The new national pay bargaining deal could well help create the conditions in which workers in higher education come together and press for real change, argues Roger Seifert
Watched, regulated and beset, higher education staff are under closer and more frequent scrutiny than most workers in our modern economy. As our pay throughout the sector continues to fall relative to all known comparators at home and abroad, and as our conditions of service deteriorate, we are left to work harder, work under closer supervision, and work with less reward than others. As safeguards are removed, so hours are extended, support is withdrawn and pressure increased. With job autonomy eroded and job control limited, staff become more alienated and more exploited with each passing year. And at some point we are supposed to reflect and consider, with some clarity, what our subject is about, how to discover more about it, and how to present our findings to students and the wider world.
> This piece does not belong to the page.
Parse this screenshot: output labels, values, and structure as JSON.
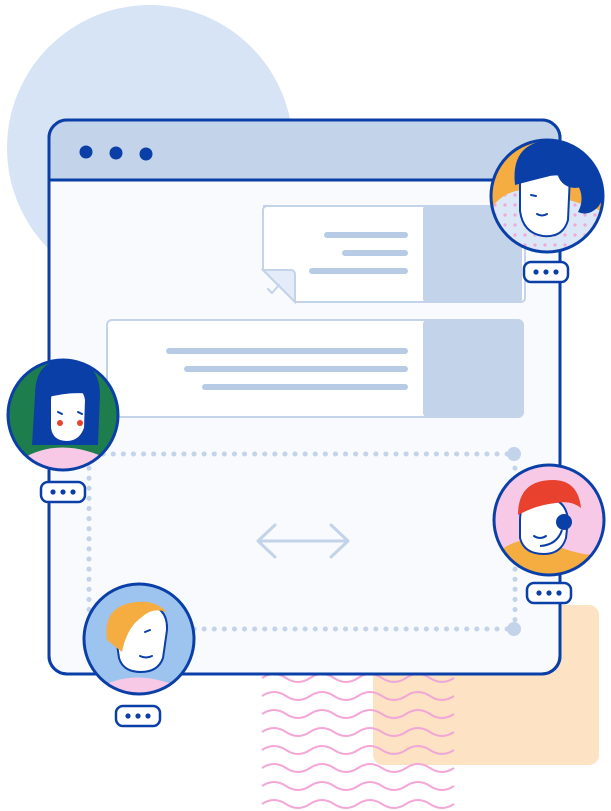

At this point in the story of the whining academic, we look for the rescue party. Enter (stage left, just) the main campus unions - the Association of University Teachers and lecturers' union Natfhe, on their latter-day Rocinantes, galloping slowly into the fray. The union negotiators, supported by local activists and some recent ballots favouring action of sorts, have delivered us a new negotiating package that forms part of the solution to our spiral of decaying decline.
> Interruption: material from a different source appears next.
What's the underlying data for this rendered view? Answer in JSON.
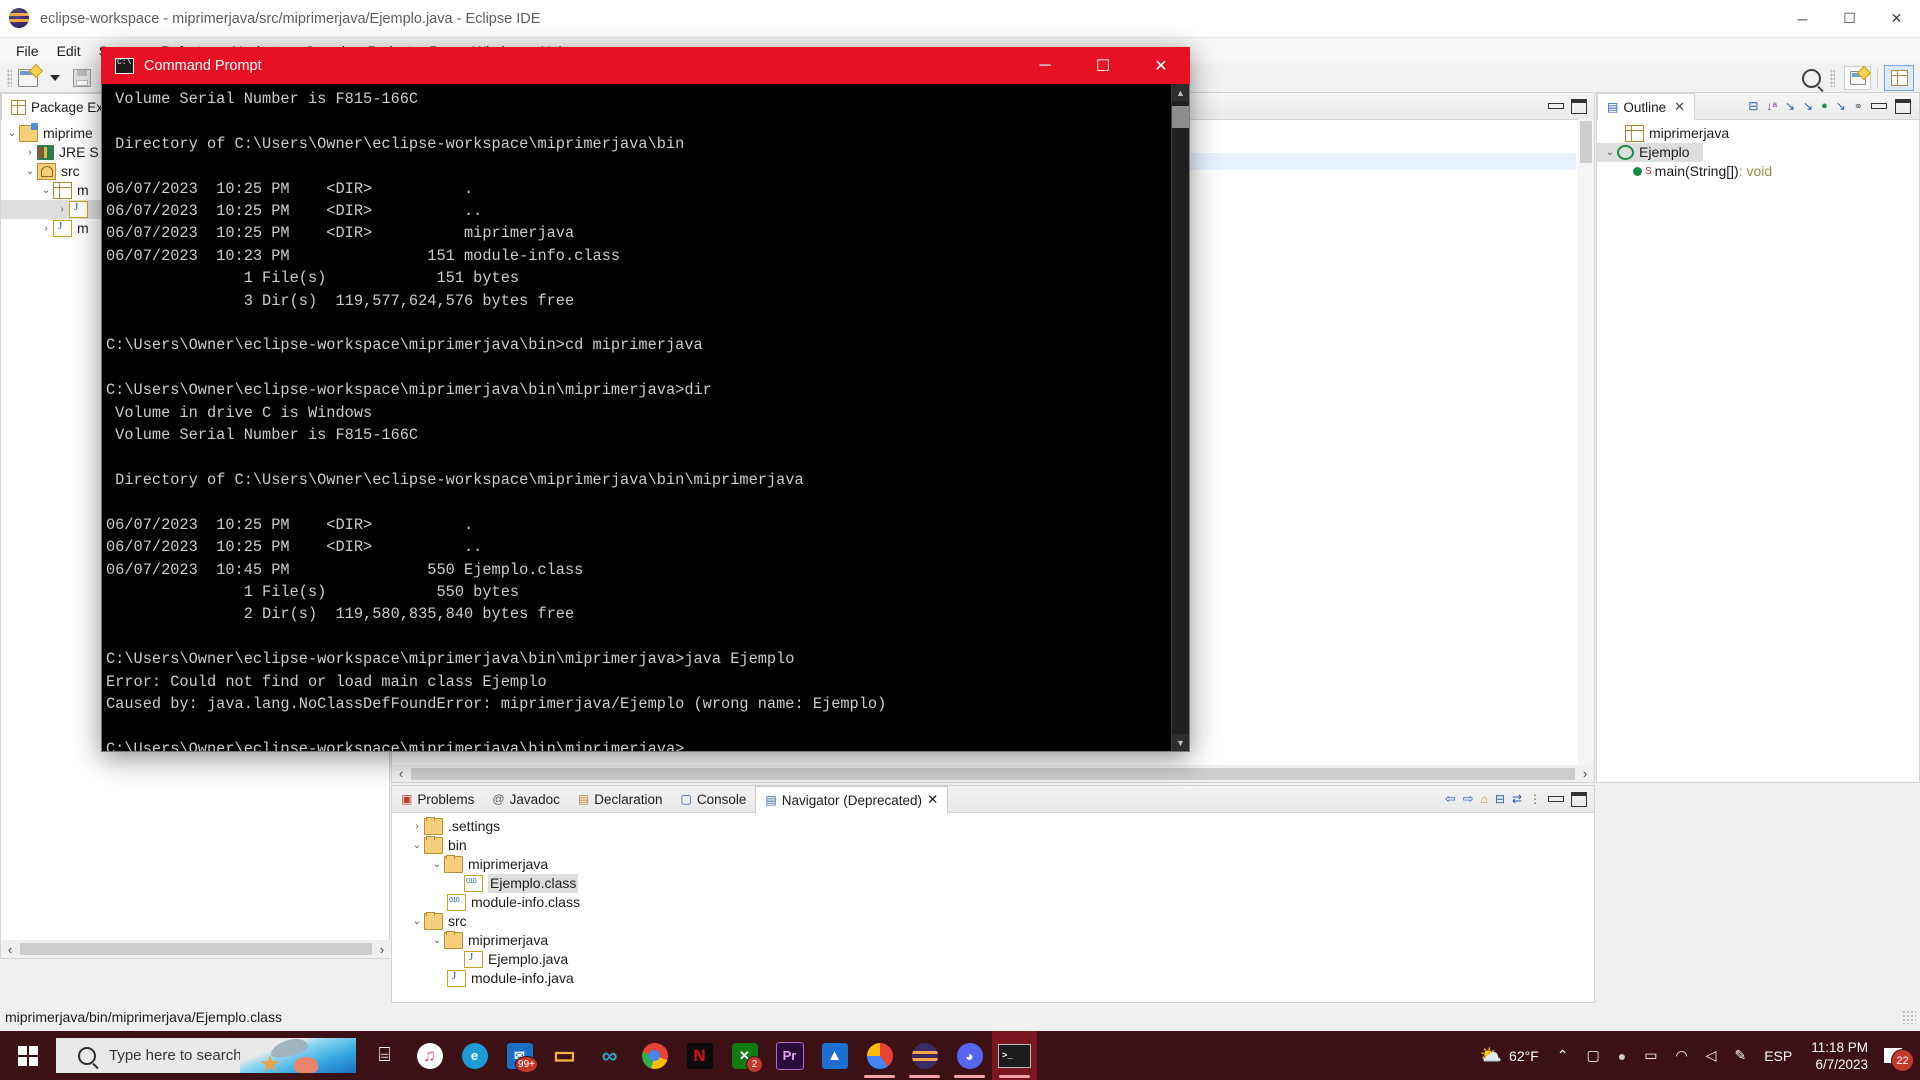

The deal appears to lock us into national collective bargaining systems (good), but it may also lock us out of any across-the-board catch-up in terms of pay and/or the return to us of some greater job freedom (bad). The nice thing about the dialectic is that it allows real as well as apparent contradictions in the micropolitics of higher education industrial relations to be presented as part and parcel of negotiated outcomes in the context of government policy driven by social market ideals.
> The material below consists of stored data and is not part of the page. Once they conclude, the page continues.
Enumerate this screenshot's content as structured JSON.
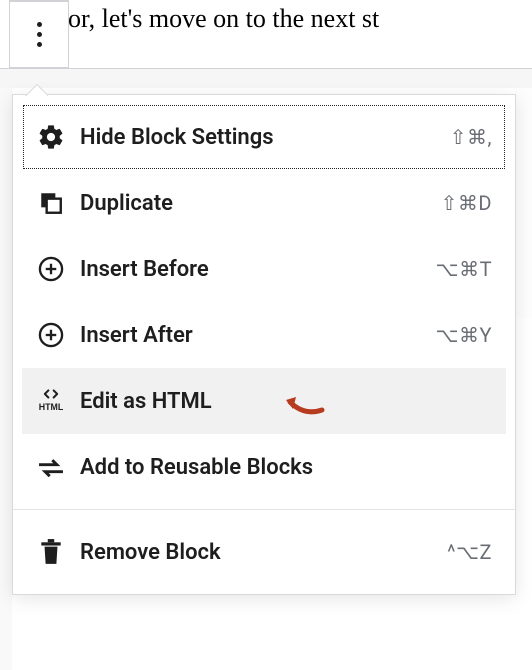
{
  "background_text": "or, let's move on to the next st",
  "menu": {
    "items": [
      {
        "icon": "gear",
        "label": "Hide Block Settings",
        "shortcut": "⇧⌘,",
        "focused": true
      },
      {
        "icon": "duplicate",
        "label": "Duplicate",
        "shortcut": "⇧⌘D"
      },
      {
        "icon": "insert-before",
        "label": "Insert Before",
        "shortcut": "⌥⌘T"
      },
      {
        "icon": "insert-after",
        "label": "Insert After",
        "shortcut": "⌥⌘Y"
      },
      {
        "icon": "html",
        "label": "Edit as HTML",
        "shortcut": "",
        "hovered": true,
        "annotated": true
      },
      {
        "icon": "reusable",
        "label": "Add to Reusable Blocks",
        "shortcut": ""
      },
      {
        "icon": "trash",
        "label": "Remove Block",
        "shortcut": "^⌥Z"
      }
    ]
  }
}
Locking us all into national bargaining is a triumph for both the unions, a relief for most employers and a pleasant reminder for the Treasury officials who are bothered by such things as their right to rule the world. The union negotiators' desire for a national system provides strong safeguards against rogue employers and, to some extent, weakens efforts to play us off against each other.
Along with the joint working parties on a single pay spine and job evaluation, the package aims to protect grading definitions, and it allows real progress to be made on equal value and related equality issues. Although it is a national agreement, it allows for variations at the level of employer institutions to accommodate a genuine change in the extent of the sector's internal diversity of provision.
For the AUT, it keeps the integrity of the academic and academic-related link. For Natfhe, it provides clarity on job description and safety on job size. And for both it gives a single negotiating table for all academic staff after nine years and seems to apply some of the more favourable aspects of the Bett report on pay.
The employers have agreed it because it is easier for most to hide behind national agreements, and because they probably think that is what government ministers want, and a few may think it will be better in presenting a united front for more and different funding. Civil servants were concerned at a likely anarchic outcome if national bargaining collapsed, mainly because they have little faith in the national leadership of the employers.
The problem with job evaluation and single spines is that the systems are hard to agree, harder to implement and harder still to maintain. Lessons from the health service and local government indicate that job-evaluated job descriptions may cause more conflict and deadlock than their absence; and that single spines may solve some immediate issues but soon generate their own set of debates over differentials, worth and value.
The local flexibility sought by some employers may resolve their own problems - but often in a beggar-my-neighbour manner that burdens other institutions. The demand for local deals within the national framework may become a dribble rather than a deluge, and we would normally expect a remarkable cluster in the middle ground as most institutions compete for labour recruitment and retention, and students, from the same pool.
While the new deal may produce important safeguards at the outer reaches of the profession, for most there will be little improvement in job control and regulation. On pay, the single spine will encourage the employers with government support to offer a little bit better than inflation (assuming the rate remains on the low side) but do nothing nationally for the me-too claims. This will result in shortages (as with some groups of teachers and nurses) and less flexibility. In turn the remedies will be sought through pay rises targeted at new entrants (golden hellos) and perceived key job holders such as professorial heads of department (golden handcuffs) and, of course, grade (promotion) drift for those in shortage subjects and wherever the next M25 corridor emerges - all dressed up in some fancy performance-related pay package. The pay spine will bend and twist into some grotesque parody of a rational system as actual rates vary from agreed rates and as negotiators get buried in detailed working parties on renewing job definitions and grade descriptions to keep the reality and appearance of a national system.
Within all this limited debate is the question of government policy towards the sector as a whole. Given the weaknesses and inconsistencies in this government's policies and practices in the public sector, it is possible to be optimistic and suggest that the coming together of unions with each other (paving the way at some point for union mergers) and unions with most employers could allow for more concerted pressure on government for more funding and better pay, although not across the board. This might create the conditions in which staff are prepared to act together and act more angrily and robustly against years of neglect.
Mix this equation with student unease, other protest movements about privatisation and global corporate greed, and this one small step for us might just fall into place at a time of wider social and political disillusionment. Then, and only then, might these new systems find a way of exerting pressure to give us what we desperately need: higher pay, less regulated administrative control over our job tasks, and the freedom to contribute to the lives of the whole population and not just an increasingly narrow section.
Roger Seifert is professor of industrial relations at Keele University.